Initial speed (mi/hr) = (16.0 * 0.000621371) * 3600
Initial speed (mi/hr) = 0.009941936 * 3600
Initial speed (mi/hr) = 35.791 (rounded to three decimal places)

Therefore, the initial speed of the car was approximately 35.791 mi/hr.

Now let's calculate the average acceleration of the car during the collision.

Acceleration is defined as the change in velocity divided by the time taken.

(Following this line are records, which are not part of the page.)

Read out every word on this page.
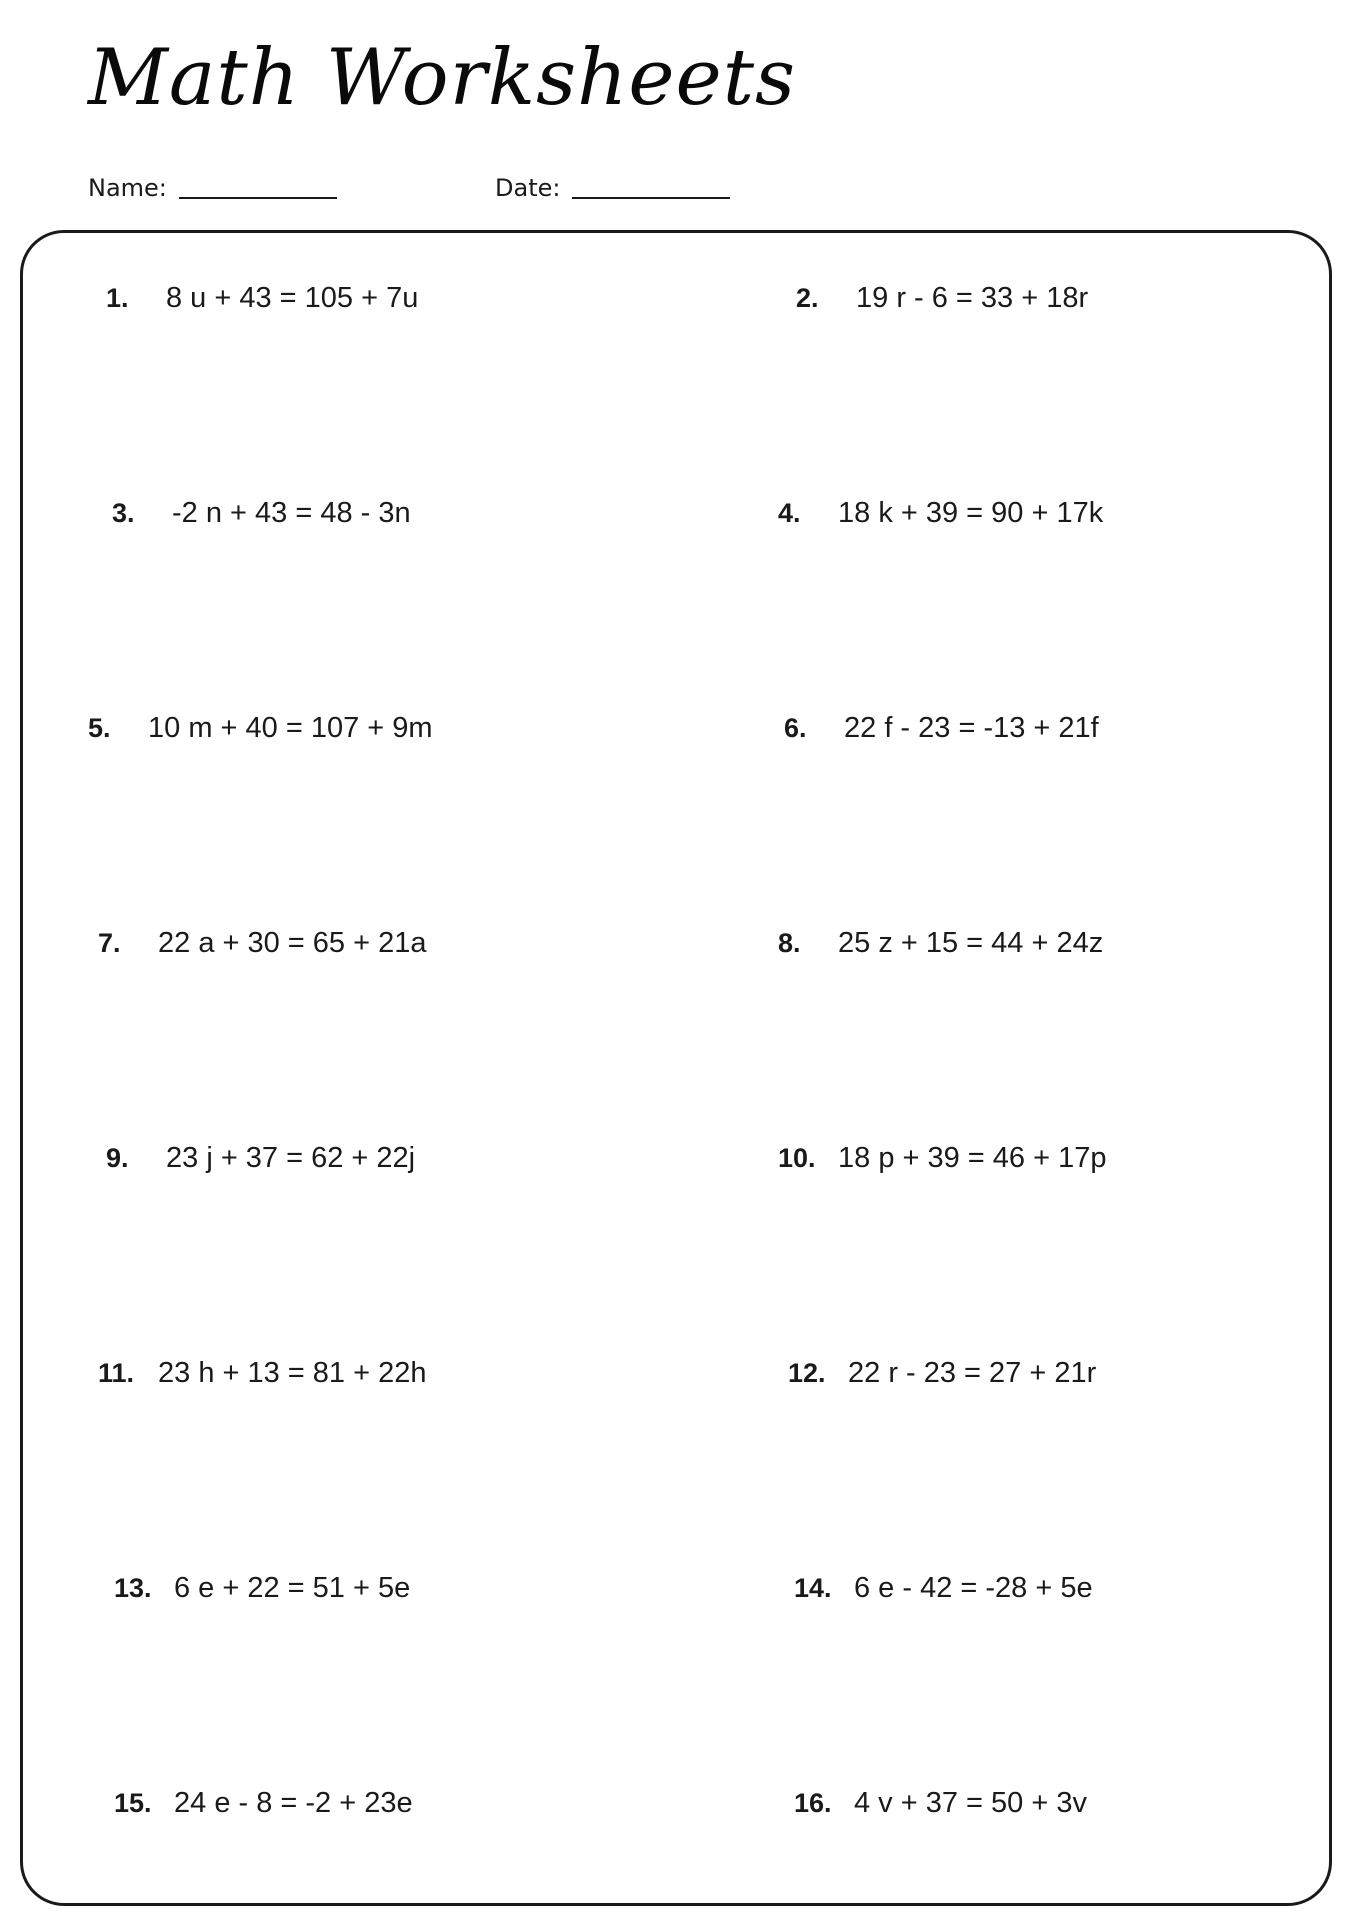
Math Worksheets
Name:	Date:
1.	8 u + 43 = 105 + 7u	2.	19 r - 6 = 33 + 18r
3.	-2 n + 43 = 48 - 3n	4.	18 k + 39 = 90 + 17k
5.	10 m + 40 = 107 + 9m	6.	22 f - 23 = -13 + 21f
7.	22 a + 30 = 65 + 21a	8.	25 z + 15 = 44 + 24z
9.	23 j + 37 = 62 + 22j	10. 18 p + 39 = 46 + 17p
11. 23 h + 13 = 81 + 22h	12. 22 r - 23 = 27 + 21r
13. 6 e + 22 = 51 + 5e	14. 6 e - 42 = -28 + 5e
15. 24 e - 8 = -2 + 23e	16. 4 v + 37 = 50 + 3v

In this case, the car comes to a stop in 0.08s, so the acceleration can be calculated as follows:

Acceleration (m/s^2) = Change in velocity (m/s) / Time taken (s)

The change in velocity is the difference between the initial velocity (16.0 m/s) and the final velocity (which is 0 m/s since the car comes to a stop). So:

Change in velocity (m/s) = Final velocity - Initial velocity
Change in velocity (m/s) = 0 m/s - 16.0 m/s = -16.0 m/s

Now we can substitute the values into the formula:

Acceleration (m/s^2) = (-16.0 m/s) / 0.08 s
Acceleration (m/s^2) = -200 m/s^2

Therefore, the average acceleration of the car during the collision is -200 m/s^2.

## To calculate the initial speed of the car in mph, we need to convert the initial speed from m/s to mph.

1. Begin by converting 16.0 m/s to km/h by multiplying it by 3.6 (1 m/s = 3.6 km/h):
16.0 m/s × 3.6 km/h = 57.6 km/h

2. Next, convert km/h to mph. We know that 1 km/h equals 0.621371 mph:
57.6 km/h × 0.621371 mph/km = 35.8 mph

Therefore, the initial speed of the car is 35.8 mph.

To calculate the average acceleration of the car during the collision in m/s^2, we can use the formula:

acceleration = (final velocity - initial velocity) / time

1. First, we know the car came to a stop, so the final velocity is 0 m/s.
acceleration = (0 m/s - 16.0 m/s) / 0.08 s

2. Simplify the equation:
acceleration = (-16.0 m/s) / 0.08 s

3. Calculate the acceleration:
acceleration = -200 m/s^2

Therefore, the average acceleration of the car during the collision is -200 m/s^2.